Here is the code I used. Comments appreciated!

"""
    benchmarks.py
    calculate metrics for benchmarks
"""

import pandas as pd
import matplotlib.pyplot as plt
import numpy as np
from time import sleep
from tools import printst
from scoring import correlation_contribution, numerai_corr, filter_sort_index


printst('initialize')
data_round = '624'
scoring_target = 'target_cyrus_v4_20'

benchmarks = pd.read_parquet(f'd:/rain/{data_round}_v4_2_validation_benchmark_models.parquet')
model_names = [m for m in benchmarks if m != 'era']
validation = pd.read_parquet(f'd:/rain/{data_round}_v4_2_validation_int8.parquet')
del validation['data_type']

benchmarks, validation = filter_sort_index(benchmarks, validation)  # remove NaNs

printst('read meta model data')
metamodel = pd.read_parquet(f'd:/rain/{data_round}_v4_2_meta_model.parquet',
                            columns=['era', 'numerai_meta_model'])
eras = metamodel['era'].unique()  # eras to keep
val_data = validation[validation['era'].isin(eras)]

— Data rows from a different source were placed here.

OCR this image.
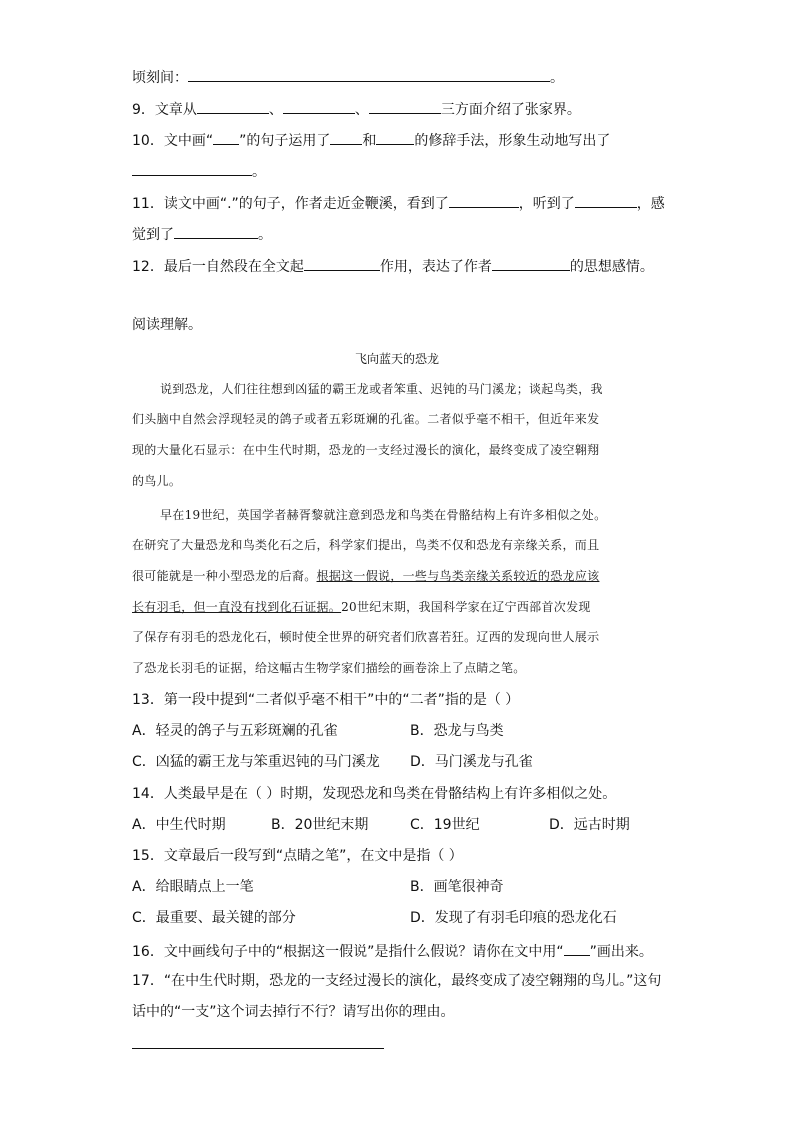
顷刻间：	。
9．文章从	、	、	三方面介绍了张家界。
10．文中画“ ”的句子运用了 和	的修辞手法，形象生动地写出了
。
11．读文中画“.”的句子，作者走近金鞭溪，看到了	，听到了	，感
觉到了	。
12．最后一自然段在全文起	作用，表达了作者	的思想感情。
阅读理解。
飞向蓝天的恐龙
说到恐龙，人们往往想到凶猛的霸王龙或者笨重、迟钝的马门溪龙；谈起鸟类，我
们头脑中自然会浮现轻灵的鸽子或者五彩斑斓的孔雀。二者似乎毫不相干，但近年来发
现的大量化石显示：在中生代时期，恐龙的一支经过漫长的演化，最终变成了凌空翱翔
的鸟儿。
早在19世纪，英国学者赫胥黎就注意到恐龙和鸟类在骨骼结构上有许多相似之处。
在研究了大量恐龙和鸟类化石之后，科学家们提出，鸟类不仅和恐龙有亲缘关系，而且
很可能就是一种小型恐龙的后裔。根据这一假说，一些与鸟类亲缘关系较近的恐龙应该
长有羽毛，但一直没有找到化石证据。20世纪末期，我国科学家在辽宁西部首次发现
了保存有羽毛的恐龙化石，顿时使全世界的研究者们欣喜若狂。辽西的发现向世人展示
了恐龙长羽毛的证据，给这幅古生物学家们描绘的画卷涂上了点睛之笔。
13．第一段中提到“二者似乎毫不相干”中的“二者”指的是（ ）
A．轻灵的鸽子与五彩斑斓的孔雀	B．恐龙与鸟类
C．凶猛的霸王龙与笨重迟钝的马门溪龙 D．马门溪龙与孔雀
14．人类最早是在（ ）时期，发现恐龙和鸟类在骨骼结构上有许多相似之处。
A．中生代时期	B．20世纪末期	C．19世纪	D．远古时期
15．文章最后一段写到“点睛之笔”，在文中是指（ ）
A．给眼睛点上一笔	B．画笔很神奇
C．最重要、最关键的部分	D．发现了有羽毛印痕的恐龙化石
16．文中画线句子中的“根据这一假说”是指什么假说？请你在文中用“ ”画出来。
17．“在中生代时期，恐龙的一支经过漫长的演化，最终变成了凌空翱翔的鸟儿。”这句
话中的“一支”这个词去掉行不行？请写出你的理由。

for model_name in model_names:
    printst(f'{model_name}: calculate statistics')
    predictions = pd.DataFrame(validation.index.values, columns=['id'])
    validation['prediction'] = benchmarks[model_name]
    predictions.set_index('id', inplace=True)
    predictions['prediction'] = benchmarks[model_name]
    predictions['era'] = validation['era'].values
    results = pd.read_csv('benchmarks/benchmarks.csv', index_col='model_name')

    printst(f'{model_name}: compute metrics')
    per_era_corr = (validation.groupby('era')
                    .apply(lambda x: numerai_corr(pd.DataFrame(x['prediction']),
                                                  x[scoring_target])))
    corr_values = per_era_corr['prediction'].values
    corr = np.mean(corr_values)
    std = np.std(corr_values)
    sharpe = corr / std
    consistency = np.sum([c >= 0.01 for c in corr_values]) / len(corr_values)
    predictions = predictions[predictions['era'].isin(eras)]  # select eras in metamodel data
    mmc = correlation_contribution(predictions,
                                   metamodel['numerai_meta_model'],
                                   val_data[scoring_target])['prediction']
    title = ('corr: {0:8.6f}  mmc: {1:8.6f}  std: {2:8.6f}  sharpe: {3:8.6f}  consistency: {4:8.6f}'
             .format(corr, mmc, std, sharpe, consistency))
    printst(f'{model_name}: {title}\n')

    # update validation results
    results.at[model_name, 'corr'] = corr
    results.at[model_name, 'mmc'] = mmc
    results.at[model_name, 'std'] = std
    results.at[model_name, 'sharpe'] = sharpe
    results.at[model_name, 'consistency'] = consistency

    # Plot the per-era corr

    per_era_corr.plot(kind='bar', title=f'Validation Correlation for {model_name}\n{title}',
                      figsize=(12, 6), xticks=[], snap=False)
    plt.savefig(f'benchmarks/{model_name}_validation_corr.png')
    plt.close()

    printst(f'{model_name}: save results')
    saved = False
    bs = '\b' * 80
    while not saved:
        try:
            results.to_csv('benchmarks/benchmarks.csv')
            saved = True
        except:
            print(bs + '*** Close benchmarks/benchmarks.csv to save new results ***', end='', flush=True)
            sleep(3)
    print(bs, end='', flush=True)
10 Likes

Very interesting. Do you have update the table with midnight release and up to date eras? Interested in the performance of teager + cyrus since midnight release vs previous (both using midnight dataset).
As suggestion, computing MMC with all validation isn’t fair as historic MM used other datasets.
I think using most recent rounds (since midnight) is more informative and realistic.
If you check MMC by era you may see what I say.